If the shop is closed (for whatever reason), that will probably be the end of your good intentions. You wouldn’t like to look in the area around the station which other shops sell the Opal cards. And your train is gone anyway.
The problem is obviously known. On the Sydney Trains website “purchasing tickets” it says:
“Please ensure you have a valid ticket (and concession card if required) before travelling.
If you do not have an Opal Card and both the station ticket office and ticket vending machines are closed, you can buy a ticket at your destination.”
That will mean trouble when caught by an inspector or at the destination. In all likelihood they will at least charge you the maximum fare on your line. I wish first time users good luck.
1)As of writing this article, there was still a set of paper vending machines remaining in another location of the concourse but it is only a question of time until they’ll be gone, too
How it all started
The Opal card was introduced in June 2013 after the previous government had failed with a similar card, the Tcard, due to technical problems, at a cost of at least a $100 million. For many, Opal card fares were more expensive than paper tickets. This issue was debated ad nauseam in the media and one article with some calculations can be found here.
Fig 5: Monday morning queue to buy weekly paper tickets
Queues at ticket windows create political headaches for Transport Ministers, especially at election time. A smart card is one solution. In order to motivate passengers to switch from paper tickets to the Opal card, ticket windows started to close at 14:40 in February 2015. The public reacted with cynicism, the standard Australian response when governments do unpopular things for their own benefit.
Fig 6: Don’t come here
Only when asking station staff would one window be opened for your personal attention. Is that not a good service. Buying tickets to NSW destinations outside the Sydney Trains area or even interstate will require staff to contact a booking office in the city, a lengthy procedure for which you need patience and which you better do at a travel agent. And who would want to travel by long-distance train anyway?
5/12/2011
Australian intercity rail run-down and unprepared to replace domestic flights after peak oil
http://crudeoilpeak.info/australian-intercity-rail-run-down-and-unprepared-to-replace-domestic-flights-after-peak-oil
29/4/2015
Explosions cut Sydney – Brisbane rail tracks days after wild storm
http://crudeoilpeak.info/explosions-cut-sydney-%e2%80%93-brisbane-rail-tracks-days-after-wild-storm
Click mouse on platform 1
The boarding-up of ticket windows follows previous pioneering innovations introduced at Sydney stations. Computer terminals including keyboards have been moved out of their safe platform staff offices right onto the platforms, accessible to the public.
Fig 7: Staff is leaving this computer terminal to supervise departure of trains
Fig 8: Click mouse to view next train
All these staff reductions and changes have to be seen in the context of an unnecessary and risky downgrading of double decker trains to automatic single decker trains in 2018, on the new line from Rouse Hill to Epping and also in the existing tunnel to Chatswood.
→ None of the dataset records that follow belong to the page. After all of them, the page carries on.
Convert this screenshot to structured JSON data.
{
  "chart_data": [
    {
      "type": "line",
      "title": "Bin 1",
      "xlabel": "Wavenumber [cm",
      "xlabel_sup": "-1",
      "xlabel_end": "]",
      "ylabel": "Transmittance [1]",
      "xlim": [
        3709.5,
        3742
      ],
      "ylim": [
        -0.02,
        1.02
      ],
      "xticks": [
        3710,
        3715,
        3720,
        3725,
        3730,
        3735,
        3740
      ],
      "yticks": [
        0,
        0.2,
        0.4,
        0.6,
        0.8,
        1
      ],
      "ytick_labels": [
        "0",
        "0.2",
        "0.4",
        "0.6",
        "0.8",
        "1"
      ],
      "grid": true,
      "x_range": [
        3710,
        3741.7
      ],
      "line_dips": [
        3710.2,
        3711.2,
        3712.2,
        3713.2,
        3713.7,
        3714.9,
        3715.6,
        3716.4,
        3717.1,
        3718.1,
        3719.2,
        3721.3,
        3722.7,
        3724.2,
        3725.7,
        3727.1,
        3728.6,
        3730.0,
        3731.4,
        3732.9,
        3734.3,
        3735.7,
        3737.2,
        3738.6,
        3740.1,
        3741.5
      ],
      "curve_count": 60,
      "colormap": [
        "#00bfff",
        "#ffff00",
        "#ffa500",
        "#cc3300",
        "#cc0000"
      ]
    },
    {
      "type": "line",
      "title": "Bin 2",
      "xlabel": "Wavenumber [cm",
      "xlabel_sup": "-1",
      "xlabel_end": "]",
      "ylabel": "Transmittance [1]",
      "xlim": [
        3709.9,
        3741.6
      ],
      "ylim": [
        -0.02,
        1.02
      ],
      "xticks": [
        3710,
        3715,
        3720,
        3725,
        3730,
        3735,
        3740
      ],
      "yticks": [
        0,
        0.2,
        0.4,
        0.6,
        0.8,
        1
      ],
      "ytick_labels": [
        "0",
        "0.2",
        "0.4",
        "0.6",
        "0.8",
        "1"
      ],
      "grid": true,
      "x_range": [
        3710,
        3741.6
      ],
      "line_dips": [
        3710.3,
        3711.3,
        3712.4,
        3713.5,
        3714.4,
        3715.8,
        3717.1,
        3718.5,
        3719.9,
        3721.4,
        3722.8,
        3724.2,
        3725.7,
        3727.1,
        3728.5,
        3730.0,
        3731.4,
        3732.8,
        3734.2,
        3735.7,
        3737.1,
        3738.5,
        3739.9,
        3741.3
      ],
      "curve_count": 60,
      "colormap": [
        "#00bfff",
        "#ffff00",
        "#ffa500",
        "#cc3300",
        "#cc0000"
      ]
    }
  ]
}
This topic was covered in these 2 posts:
4/1/2015
Sydney mismanages transition to driver-less single deck trains (part 2)
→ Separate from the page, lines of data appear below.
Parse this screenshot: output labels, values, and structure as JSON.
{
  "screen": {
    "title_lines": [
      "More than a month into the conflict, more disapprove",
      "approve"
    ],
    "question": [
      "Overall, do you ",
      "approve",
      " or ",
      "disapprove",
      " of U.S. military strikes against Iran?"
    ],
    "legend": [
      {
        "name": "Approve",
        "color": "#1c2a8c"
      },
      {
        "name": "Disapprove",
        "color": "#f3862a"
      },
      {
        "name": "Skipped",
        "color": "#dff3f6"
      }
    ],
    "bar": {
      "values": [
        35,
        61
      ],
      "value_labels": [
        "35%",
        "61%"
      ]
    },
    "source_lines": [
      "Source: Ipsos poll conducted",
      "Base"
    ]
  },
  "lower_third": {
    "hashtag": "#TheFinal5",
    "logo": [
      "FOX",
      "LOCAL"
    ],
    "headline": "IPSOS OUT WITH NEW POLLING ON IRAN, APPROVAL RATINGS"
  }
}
http://crudeoilpeak.info/sydney-mismanages-transition-to-driver-less-single-deck-trains-part-2
30/12/2014
Sydney plans to dismantle rail infrastructure built just 6 years ago (part 1)
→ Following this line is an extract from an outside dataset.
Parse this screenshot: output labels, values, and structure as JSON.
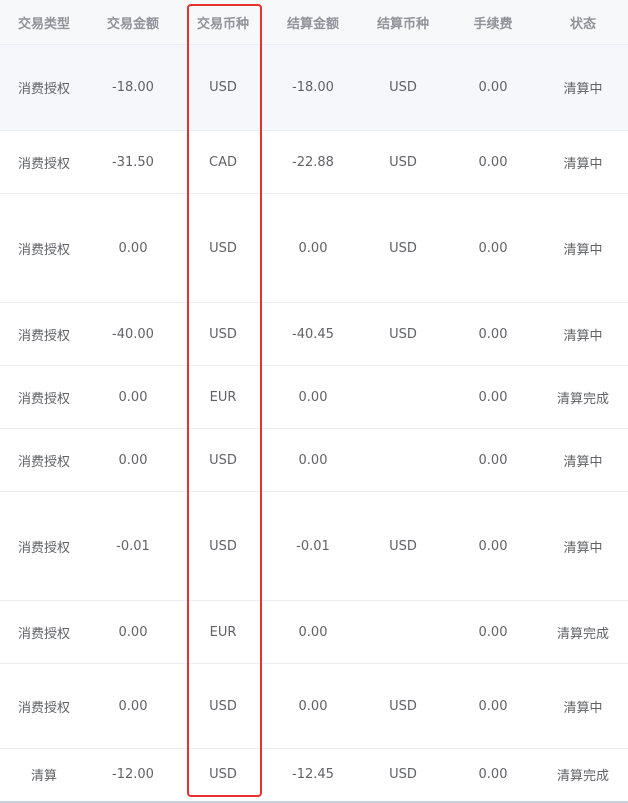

http://crudeoilpeak.info/sydney-plans-to-dismantle-rail-infrastructure-built-just-6-years-ago-part-1
Summary and conclusion
The NSW government wants to privatize Sydney’s rail system in salami tactics because it has become too hard for the rail bureaucracy to manage the whole system, including Rail Unions. Queues at ticket windows, overcrowded platforms and late trains all pose recurring career risks for Transport Ministers and their hire&fire departmental directors and consultants. So it is better to outsource this risk, e.g. to Hong Kong based operators instead of training and motivating long serving existing staff. Are we not living in the Asian Century? So in the grand scheme of things you have to put up with minor inconveniences like not being able to buy a paper ticket at a rail station.